De rechtbank deelt partijen hierbij alvast mee, dat zij de tijd die gemoeid is met de aanhouding van de (verdere) behandeling van de zaak totdat de A1-verklaring onherroepelijk is komen vast te staan, buiten beschouwing zal laten bij de beoordeling of en in hoeverre sprake is van overschrijding van de redelijke termijn voor berechting van de zaak (zie Hoge Raad 5 oktober 2018, ECLI:NL:HR:2018:1725, r.o. 5.5.4).” 3. Uit overweging 2 van de tussenuitspraak volgt dat het inhoudelijke geschil tussen partijen de vraag betrof of eiser over de periode 1 januari tot en met 30 april 2014, toen hij werkzaam was voor [werkgever 1] , premieplichtig was in Nederland. De rechtbank stelt vast dat, gezien de uitspraak op bezwaar van de Svb van 3 mei 2019 (zie 1.11), tussen partijen niet meer in geschil is dat eiser in die periode niet verplicht verzekerd was en daarmee eveneens niet premieplichtig was voor de Nederlandse volksverzekeringen. Tussen partijen stond reeds vast dat ook over de periode van 1 mei 2014 tot en met 22 augustus 2014, toen eiser werkzaam was voor [werkgever 2] , geen verzekerings- en premieplicht voor de Nederlandse volksverzekeringen bestond (zie overweging 1 van de tussenuitspraak). De rechtbank constateert dat het belastbaar inkomen uit werk en woning met € 3.244 is verminderd naar € 30.988 in verband met (aanvullende) aftrek van buitenlandse sociale verzekeringspremies overeenkomstig het eenparige standpunt van partijen (zie overweging 1 van de tussenuitspraak). De rechtbank zal daarom bepalen dat de aanslag IB/PVV 2014 wordt gehandhaafd op het bedrag zoals verweerder heeft vastgesteld bij de verminderingsbeschikking. waarbij is uitgegaan van een premievrijstelling voor de periode 1 januari 2014 tot en met 22 augustus 2014. Omdat eiser een verzoek om schadevergoeding heeft gedaan is met de verminderingsbeschikking aan het beroep niet het belang komen te ontvallen. De rechtbank zal het beroep dan ook gegrond verklaren.

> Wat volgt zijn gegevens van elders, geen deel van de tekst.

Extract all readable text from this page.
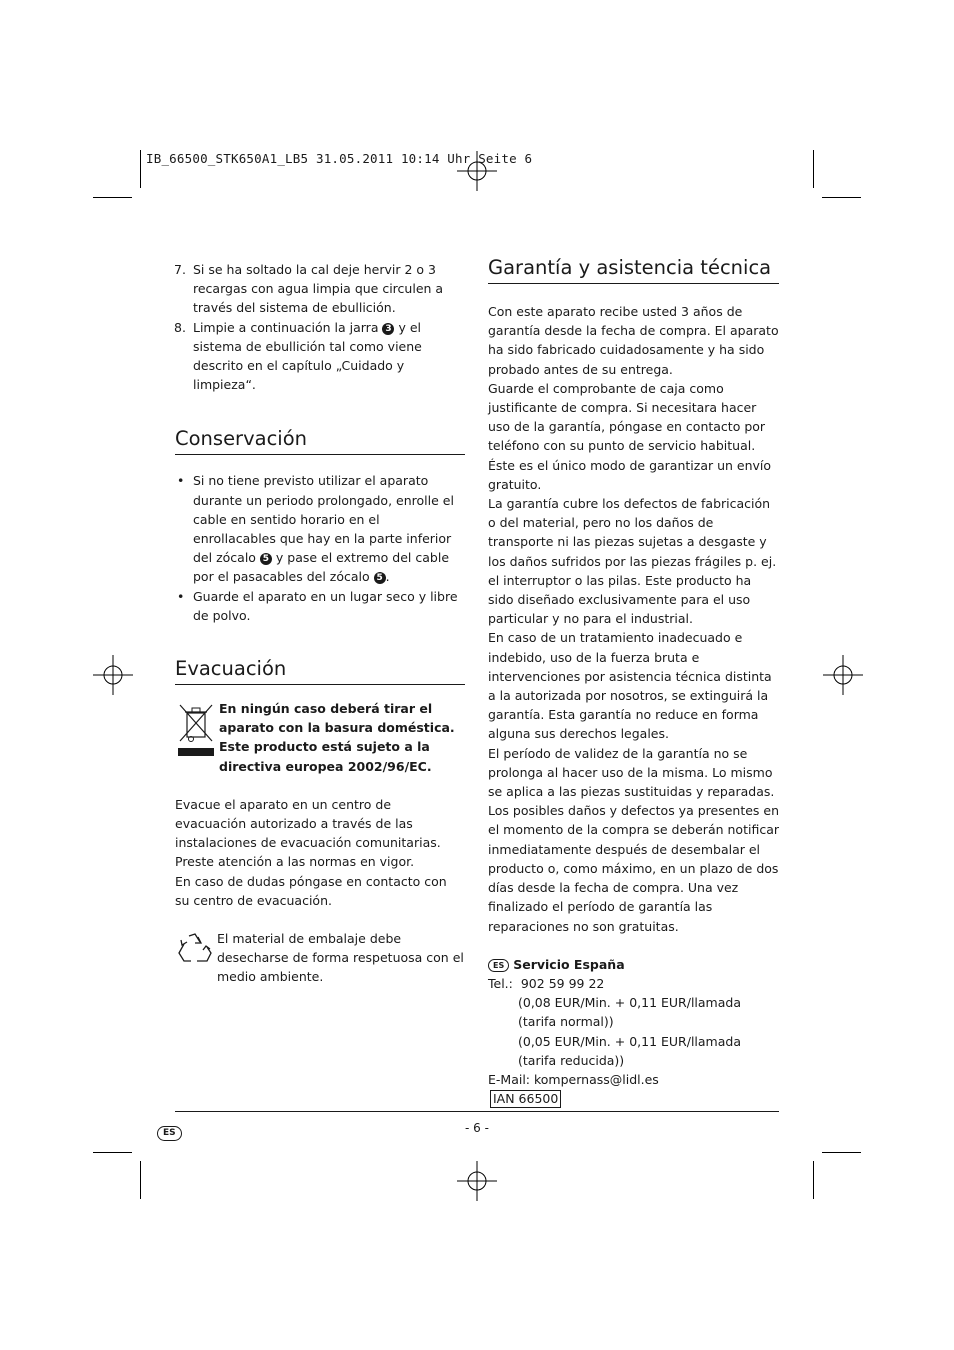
IB_66500_STK650A1_LB5 31.05.2011 10:14 Uhr Seite 6
7. Si se ha soltado la cal deje hervir 2 o 3 recargas con agua limpia que circulen a través del sistema de ebullición.
8. Limpie a continuación la jarra 3 y el sistema de ebullición tal como viene descrito en el capítulo „Cuidado y limpieza“.
Conservación
• Si no tiene previsto utilizar el aparato durante un periodo prolongado, enrolle el cable en sentido horario en el enrollacables que hay en la parte inferior del zócalo 5 y pase el extremo del cable por el pasacables del zócalo 5 .
• Guarde el aparato en un lugar seco y libre de polvo.
Evacuación

En ningún caso deberá tirar el aparato con la basura doméstica. Este producto está sujeto a la directiva europea 2002/96/EC.

Evacue el aparato en un centro de evacuación autorizado a través de las instalaciones de evacuación comunitarias.

Preste atención a las normas en vigor.

En caso de dudas póngase en contacto con su centro de evacuación.

El material de embalaje debe desecharse de forma respetuosa con el medio ambiente.

Garantía y asistencia técnica

Con este aparato recibe usted 3 años de garantía desde la fecha de compra. El aparato ha sido fabricado cuidadosamente y ha sido probado antes de su entrega.

Guarde el comprobante de caja como justificante de compra. Si necesitara hacer uso de la garantía, póngase en contacto por teléfono con su punto de servicio habitual. Éste es el único modo de garantizar un envío gratuito.

La garantía cubre los defectos de fabricación o del material, pero no los daños de transporte ni las piezas sujetas a desgaste y los daños sufridos por las piezas frágiles p. ej. el interruptor o las pilas. Este producto ha sido diseñado exclusivamente para el uso particular y no para el industrial.

En caso de un tratamiento inadecuado e indebido, uso de la fuerza bruta e intervenciones por asistencia técnica distinta a la autorizada por nosotros, se extinguirá la garantía. Esta garantía no reduce en forma alguna sus derechos legales.

El período de validez de la garantía no se prolonga al hacer uso de la misma. Lo mismo se aplica a las piezas sustituidas y reparadas. Los posibles daños y defectos ya presentes en el momento de la compra se deberán notificar inmediatamente después de desembalar el producto o, como máximo, en un plazo de dos días desde la fecha de compra. Una vez finalizado el período de garantía las reparaciones no son gratuitas.

ES Servicio España

Tel.: 902 59 99 22

(0,08 EUR/Min. + 0,11 EUR/llamada

(tarifa normal))

(0,05 EUR/Min. + 0,11 EUR/llamada

(tarifa reducida))

E-Mail: kompernass@lidl.es

IAN 66500

ES	- 6 -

4. Partijen zijn ten aanzien van de hoogte van de proceskosten en de materiële en immateriële schadevergoeding niet tot overeenstemming gekomen. De rechtbank zal daarom ten aanzien van deze geschilpunten hierna haar oordeel geven.
5. De rechtbank overweegt als volgt ten aanzien van het verzoek van eiser om immateriële schadevergoeding wegens overschrijding van de redelijke termijn. De rechtbank is van oordeel dat deze zaak en de zaak van eiser met zaaknummer 16/3951 in hoofdzaak betrekking hebben op hetzelfde onderwerp, zodat zij samenhangen. Dit brengt mee dat bij het bepalen van de overschrijding van de redelijke termijn dient te worden gerekend vanaf het tijdstip waarop eiser voor het eerst een rechtsmiddel heeft aangewend. De redelijke termijn vangt voor eiser daardoor aan op het moment dat het bezwaarschrift in de zaak met zaaknummer 16/3951 door verweerder is ontvangen, te weten op 30 maart 2016.